L'inchiesta. L'indagine, coordinata dai procuratori Paolo Storari e Stefano Ammendola della Direzione Distrettuale Antimafia (Dda) e condotta dalla Polizia, ha rivelato come l'organizzazione criminale si occupasse di una vasta gamma di attività, dalle forme più tradizionali, come il traffico di droga, armi, richieste di pizzo, intimidazioni e usura, a strategie più sofisticate, come l'infiltrazione nei settori commerciali, con la creazione di "serbatoi di manodopera" e coinvolgimenti in affari relativi al trasporto di salme durante la pandemia, oltre all'influenza nelle competizioni elettorali.
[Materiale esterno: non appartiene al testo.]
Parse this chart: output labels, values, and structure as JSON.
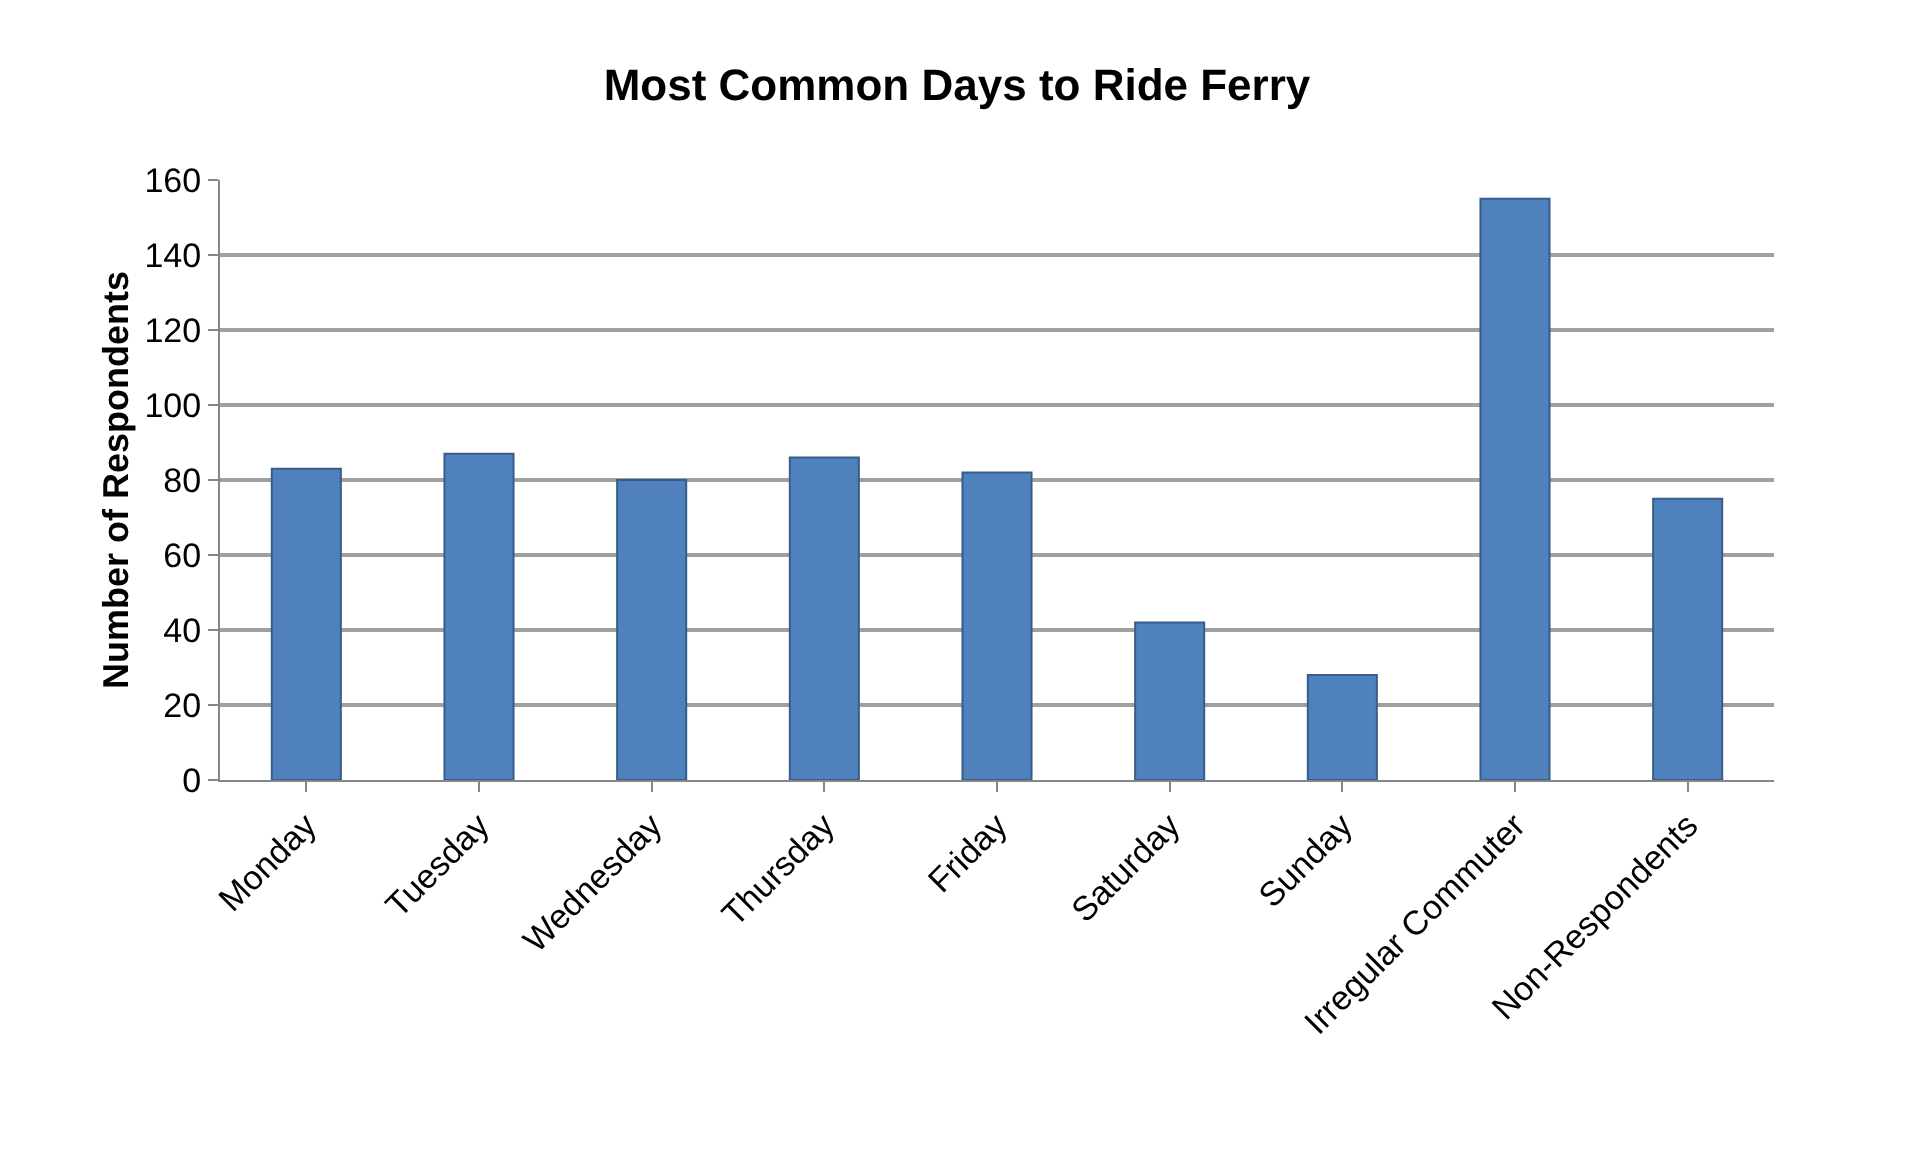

La sentenza. Il giudice Anna Calabi ha emesso le seguenti condanne: Cosimo Maiolo, presunto capo della locale di Pioltello, è stato condannato a 12 anni e 8 mesi, mentre i suoi tre figli, Salvatore (10 anni e 8 mesi), Antonio (8 anni e 8 mesi) e Omar (6 anni), il fratello Damiano (9 anni e 2 mesi) e il nipote Giovanni (8 anni e 10 mesi) hanno ricevuto condanne proporzionate alle loro colpe. Gli altri imputati, tra cui Luca Del Monaco (10 anni e 10 mesi) e Fabio Ferrera (7 anni e 9 mesi), hanno anch'essi ricevuto pene significative.

Per alcuni degli imputati, tra cui Cosimo Maiolo, è stata inoltre disposta la misura di sicurezza "dell'assegnazione ad una casa di lavoro" per 3 anni. Inoltre, il presunto capo e altri imputati sono stati condannati a risarcire l'associazione Wikimafia aps con 17mila euro "a titolo di provvisionale immediatamente esecutiva". In aggiunta, sono stati confiscati numerosi immobili nelle località di Pioltello, Peschiera Borromeo e Spino d’Adda, insieme a due vetture Jaguar.